GPUs do not have virtual memory and as such all allocations must be assigned to a continuous memory region. CPUs do not have this limitation because or their support for virtual memory. Multiple allocations on a GPU can result in memory fragmentation which can makes it more difficult to find contiguous regions of memory of sufficient size during subsequent memory allocations.

A known example is related to writing data to shared variables. When updating a shared variable Theano will allocate new space if the size of the data does not match the size of the space already assigned to the variable. This can lead to memory fragmentation which means that a continugous block of memory of sufficient capacity may not be available even if the free memory overall is large enough.

“What are Theano’s Limitations?”

Theano offers a good amount of flexibility, but has some limitations too. You must answer for yourself the following question: How can my algorithm be cleverly written so as to make the most of what Theano can do?

Here is a list of some of the known limitations:

  • While- or for-Loops within an expression graph are supported, but only via the theano.scan() op (which puts restrictions on how the loop body can interact with the rest of the graph).
  • Neither goto nor recursion is supported or planned within expression graphs.

“float32 / int{32, 64} gives float64”

It should be noted that using float32 and int{32, 64} together inside a function would provide float64 as output.

Since the GPU can’t compute this kind of output, it would be preferable not to use those dtypes together.

To help you find where float64 are created, see the warn_float64 Theano flag.

Theano memory/speed trade-off

There is a few things you can easily do to change the trade-off between speed and memory usage. It nothing is said, this affect the CPU and GPU memory usage.

Could speed up and lower memory usage:

  • CuDNN default CuDNN convolution use less

    memory then Theano version.

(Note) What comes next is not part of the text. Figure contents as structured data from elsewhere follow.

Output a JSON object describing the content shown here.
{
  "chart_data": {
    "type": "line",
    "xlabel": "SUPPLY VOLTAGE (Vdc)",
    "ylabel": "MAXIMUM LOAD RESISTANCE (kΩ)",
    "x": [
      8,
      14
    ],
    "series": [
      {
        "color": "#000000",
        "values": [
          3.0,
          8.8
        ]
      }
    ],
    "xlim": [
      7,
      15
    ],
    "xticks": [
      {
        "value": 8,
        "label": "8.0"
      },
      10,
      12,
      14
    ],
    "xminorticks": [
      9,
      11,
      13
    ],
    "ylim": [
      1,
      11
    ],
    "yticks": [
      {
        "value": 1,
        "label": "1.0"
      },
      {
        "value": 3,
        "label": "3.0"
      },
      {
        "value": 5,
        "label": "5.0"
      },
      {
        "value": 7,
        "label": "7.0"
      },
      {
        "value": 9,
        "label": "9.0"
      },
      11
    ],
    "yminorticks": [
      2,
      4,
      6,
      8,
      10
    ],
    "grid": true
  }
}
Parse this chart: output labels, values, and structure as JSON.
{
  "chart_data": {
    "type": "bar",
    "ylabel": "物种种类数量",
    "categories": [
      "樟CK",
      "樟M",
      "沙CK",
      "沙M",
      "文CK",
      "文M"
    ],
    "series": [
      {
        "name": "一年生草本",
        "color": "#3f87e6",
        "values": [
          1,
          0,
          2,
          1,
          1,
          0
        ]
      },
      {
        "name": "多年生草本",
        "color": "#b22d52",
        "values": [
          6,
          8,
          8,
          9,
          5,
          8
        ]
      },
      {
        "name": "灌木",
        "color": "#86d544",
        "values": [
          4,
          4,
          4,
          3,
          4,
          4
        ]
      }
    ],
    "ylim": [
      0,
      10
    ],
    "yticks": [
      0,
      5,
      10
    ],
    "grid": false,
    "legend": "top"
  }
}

But some flags allow it to use more memory. GPU only.

  • Shortly avail, multi-GPU.

Could raise memory usage but speed up computation:

  • config.lib.cnmem =1 # Do not raise much memory usage, but if you are at the limit of GPU memory available. GPU only.
  • config.allow_gc =False
  • config.optimizer_excluding =low_memory , GPU only for now.

Could lower the memory usage, but raise computation time:

  • config.scan.allow_gc =True # Probably not significant slowdown if config.lib.cnmem is used.

  • config.scan.allow_output_prealloc =False

  • Use batch_normalization(). It use less memory then building a corresponding Theano graph.

  • Disable one or scan more optimizations:
    • optimizer_excluding=scanOp_pushout_seqs_ops
    • optimizer_excluding=scan_pushout_dot1
    • optimizer_excluding=scanOp_pushout_output
  • Disable all optimization tagged as raising memory usage: optimizer_excluding=more_mem (currently only the 3 scan optimizations above)

  • float16.

If you want to analyze the memory usage during computation, the simplest is to let the memory error happen during Theano execution and use the Theano flags exception_verbosity=high.